Clinically dead for two weeks, the Dips passed away when Steve Danzansky, team president, failed to make a proposal to North American Soccer League owners to revive the team because he could not put together the financial backing necessary to resuscitate the club.
The Dips had been kept alive artificially for two weeks by extensions granted by the league. The respirator was turned off yesterday after a two-week effort during which more than 5,000 people pledged to buy season tickets next spring, in an attempt to convince potential buyers that the Dips were a worthwhile investment.
Thus, 10 weeks after Washington hosted Soccer Bowl '80 and put 50,000 fans into RFK Stadium for a game between two out-of-town teams, the area is without professional soccer. The city that NASL Commissioner Phil Woosnam labeled "our biggest success story this year" has no team, three months after it averaged 19,205 fans per home game, a 65 percent increase over 1979.
Danzansky has scheduled a "thank-you" party tonight at RFK Stadium for the Diplomat staff and fan club. It will be a wake. The Diplomats will be toasted, the good times will be remembered and there will be cheer all around. Mostly, though, the guests will ask each other, "How could this have happened."

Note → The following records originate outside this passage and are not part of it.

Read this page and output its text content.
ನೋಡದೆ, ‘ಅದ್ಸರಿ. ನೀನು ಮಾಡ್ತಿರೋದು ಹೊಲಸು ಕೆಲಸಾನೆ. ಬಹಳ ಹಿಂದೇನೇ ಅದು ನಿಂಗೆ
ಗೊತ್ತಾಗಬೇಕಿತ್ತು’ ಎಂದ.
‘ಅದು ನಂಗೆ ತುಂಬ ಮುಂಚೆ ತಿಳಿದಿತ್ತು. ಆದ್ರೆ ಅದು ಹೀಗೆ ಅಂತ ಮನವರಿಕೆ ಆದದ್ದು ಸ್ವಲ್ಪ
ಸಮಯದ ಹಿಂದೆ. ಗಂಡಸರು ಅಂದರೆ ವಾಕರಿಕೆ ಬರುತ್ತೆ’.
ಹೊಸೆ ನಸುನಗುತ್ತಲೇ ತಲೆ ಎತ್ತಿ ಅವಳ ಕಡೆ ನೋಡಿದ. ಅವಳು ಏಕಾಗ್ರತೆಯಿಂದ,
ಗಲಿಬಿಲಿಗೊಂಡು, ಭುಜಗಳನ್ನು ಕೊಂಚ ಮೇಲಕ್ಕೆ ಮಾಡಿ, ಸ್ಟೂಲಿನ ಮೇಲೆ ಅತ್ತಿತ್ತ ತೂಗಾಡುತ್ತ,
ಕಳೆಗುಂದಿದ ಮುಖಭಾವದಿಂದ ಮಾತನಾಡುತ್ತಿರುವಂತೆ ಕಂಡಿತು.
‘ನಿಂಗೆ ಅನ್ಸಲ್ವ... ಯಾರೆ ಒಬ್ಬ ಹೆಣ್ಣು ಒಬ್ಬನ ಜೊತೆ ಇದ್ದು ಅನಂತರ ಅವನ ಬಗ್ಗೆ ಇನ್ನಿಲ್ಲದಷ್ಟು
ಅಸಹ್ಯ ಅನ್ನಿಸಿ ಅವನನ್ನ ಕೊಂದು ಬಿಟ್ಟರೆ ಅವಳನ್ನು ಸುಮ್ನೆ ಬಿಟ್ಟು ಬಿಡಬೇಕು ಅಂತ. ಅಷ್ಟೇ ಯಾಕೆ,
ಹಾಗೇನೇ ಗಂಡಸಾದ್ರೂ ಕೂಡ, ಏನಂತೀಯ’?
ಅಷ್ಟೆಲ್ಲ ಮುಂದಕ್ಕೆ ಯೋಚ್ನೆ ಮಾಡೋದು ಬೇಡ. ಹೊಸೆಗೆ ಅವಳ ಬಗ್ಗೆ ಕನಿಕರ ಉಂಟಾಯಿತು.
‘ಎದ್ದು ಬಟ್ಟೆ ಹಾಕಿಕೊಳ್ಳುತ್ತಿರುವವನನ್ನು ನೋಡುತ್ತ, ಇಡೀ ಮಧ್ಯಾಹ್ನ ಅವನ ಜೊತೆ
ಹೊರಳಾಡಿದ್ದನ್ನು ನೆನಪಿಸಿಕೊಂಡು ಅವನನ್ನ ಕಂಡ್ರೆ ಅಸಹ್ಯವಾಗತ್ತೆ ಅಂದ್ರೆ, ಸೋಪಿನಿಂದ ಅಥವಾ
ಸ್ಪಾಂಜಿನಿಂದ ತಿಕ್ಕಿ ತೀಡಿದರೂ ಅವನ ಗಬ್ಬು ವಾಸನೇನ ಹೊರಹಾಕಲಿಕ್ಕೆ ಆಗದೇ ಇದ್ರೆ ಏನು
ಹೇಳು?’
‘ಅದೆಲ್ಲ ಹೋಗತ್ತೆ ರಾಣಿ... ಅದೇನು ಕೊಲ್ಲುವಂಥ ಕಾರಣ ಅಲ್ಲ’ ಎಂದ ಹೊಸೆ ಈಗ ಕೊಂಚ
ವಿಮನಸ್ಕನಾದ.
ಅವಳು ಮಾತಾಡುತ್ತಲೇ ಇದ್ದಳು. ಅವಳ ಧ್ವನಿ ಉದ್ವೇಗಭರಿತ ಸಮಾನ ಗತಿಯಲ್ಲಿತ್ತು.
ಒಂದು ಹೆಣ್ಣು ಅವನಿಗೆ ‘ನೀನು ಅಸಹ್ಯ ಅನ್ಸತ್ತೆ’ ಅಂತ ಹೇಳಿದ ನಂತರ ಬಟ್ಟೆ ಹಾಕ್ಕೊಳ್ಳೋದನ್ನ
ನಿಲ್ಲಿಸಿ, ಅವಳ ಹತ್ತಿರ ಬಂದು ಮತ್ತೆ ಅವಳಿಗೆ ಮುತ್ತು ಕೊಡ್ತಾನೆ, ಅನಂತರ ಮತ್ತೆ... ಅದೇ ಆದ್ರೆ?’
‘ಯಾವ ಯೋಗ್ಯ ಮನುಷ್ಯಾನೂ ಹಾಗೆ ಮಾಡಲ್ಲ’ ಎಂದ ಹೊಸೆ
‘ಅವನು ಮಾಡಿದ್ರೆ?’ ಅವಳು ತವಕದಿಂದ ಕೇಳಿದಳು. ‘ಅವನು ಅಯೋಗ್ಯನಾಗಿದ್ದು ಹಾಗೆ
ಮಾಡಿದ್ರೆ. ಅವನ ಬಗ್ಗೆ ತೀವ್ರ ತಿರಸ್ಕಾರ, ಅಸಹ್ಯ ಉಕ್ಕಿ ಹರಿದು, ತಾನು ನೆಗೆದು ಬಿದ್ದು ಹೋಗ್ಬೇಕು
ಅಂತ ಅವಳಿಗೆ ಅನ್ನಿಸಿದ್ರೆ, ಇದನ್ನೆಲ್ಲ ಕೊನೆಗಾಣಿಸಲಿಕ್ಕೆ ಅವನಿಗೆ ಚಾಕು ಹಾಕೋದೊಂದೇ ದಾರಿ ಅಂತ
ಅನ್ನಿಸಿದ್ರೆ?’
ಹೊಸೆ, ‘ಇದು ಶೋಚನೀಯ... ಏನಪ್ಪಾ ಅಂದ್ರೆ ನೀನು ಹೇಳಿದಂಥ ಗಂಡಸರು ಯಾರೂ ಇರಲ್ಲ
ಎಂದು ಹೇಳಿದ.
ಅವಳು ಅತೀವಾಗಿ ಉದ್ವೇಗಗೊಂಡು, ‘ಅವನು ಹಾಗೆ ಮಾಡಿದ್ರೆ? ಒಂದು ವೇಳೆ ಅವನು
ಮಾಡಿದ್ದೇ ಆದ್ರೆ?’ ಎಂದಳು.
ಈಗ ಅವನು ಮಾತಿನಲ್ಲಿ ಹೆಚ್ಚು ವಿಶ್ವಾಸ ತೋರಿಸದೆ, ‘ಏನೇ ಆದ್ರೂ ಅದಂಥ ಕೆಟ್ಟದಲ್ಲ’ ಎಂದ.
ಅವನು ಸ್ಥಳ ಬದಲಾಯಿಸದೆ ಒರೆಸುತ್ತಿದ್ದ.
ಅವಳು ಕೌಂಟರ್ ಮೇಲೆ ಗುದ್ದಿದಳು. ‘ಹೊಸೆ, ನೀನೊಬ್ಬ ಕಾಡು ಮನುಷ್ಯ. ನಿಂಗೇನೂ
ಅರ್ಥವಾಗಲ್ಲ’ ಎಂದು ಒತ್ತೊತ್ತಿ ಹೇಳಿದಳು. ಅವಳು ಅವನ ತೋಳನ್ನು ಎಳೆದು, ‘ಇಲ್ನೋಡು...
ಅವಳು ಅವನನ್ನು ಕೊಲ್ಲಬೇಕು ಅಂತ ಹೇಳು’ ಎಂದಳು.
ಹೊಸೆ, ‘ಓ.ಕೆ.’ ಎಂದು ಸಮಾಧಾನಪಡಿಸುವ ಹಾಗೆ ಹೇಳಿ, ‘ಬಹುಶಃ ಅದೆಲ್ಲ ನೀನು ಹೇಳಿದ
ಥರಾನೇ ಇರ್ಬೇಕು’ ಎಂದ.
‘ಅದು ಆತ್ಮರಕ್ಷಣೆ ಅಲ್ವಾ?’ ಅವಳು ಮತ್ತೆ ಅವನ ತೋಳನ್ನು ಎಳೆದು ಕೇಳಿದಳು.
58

It happened because Madison Square Garden Corp. wanted out of soccer after $6 million in losses during two years of ownership. And it happened because Danzansky didn't have time to round up backers who could put up $3 million to purchase and operate a NASL franchise here in 1981.
"Everyone who was interested wanted more time to study the situation more closely," Danzansky said. "You can't blame them. I wouldn't want to make an investment like that without feeling totally confident about what I was doing, without knowing exactly what it was I was getting into.
"The two extensions helped but unfortunately they weren't quite enough.
"Right now, I'm looking to next year. I certainly hope we'll have soccer back here in 1982. I'm convinced this is an excellent soccer town and I think everyone knows that."
Woosnam, wanting desperately to keep Washington in the league because of its prestige and success, tried nonstop for three weeks to help Danzansky convince investors to buy in.
"I'm very disappointed this happened," Woosnam said yesterday. "I just can't understand it. The potential in Washington is so great. I certainly want Washington to have a franchise in 1982 and I think we have to begin working straightaway to get that done.
"The mood in the league is against expansion right now but Washington will be at the top of the list for relocation. We all want soccer in Washington very much. This shouldn't have happened."
Because it did, Woosnam's league has lost its No. 5 franchise in attendance; its No. 2 franchise in prestige and perhaps Johan Cruyff, who is the property of the Cosmos now but will probably not play in the NASL next season.
Around the league, reaction, even knowing the death was coming, was one of shock. "This league can't afford to have this happen," said Terry Hanson, Atlanta Chief vice president. "This is a black mark for all of us. It's a black day for the league."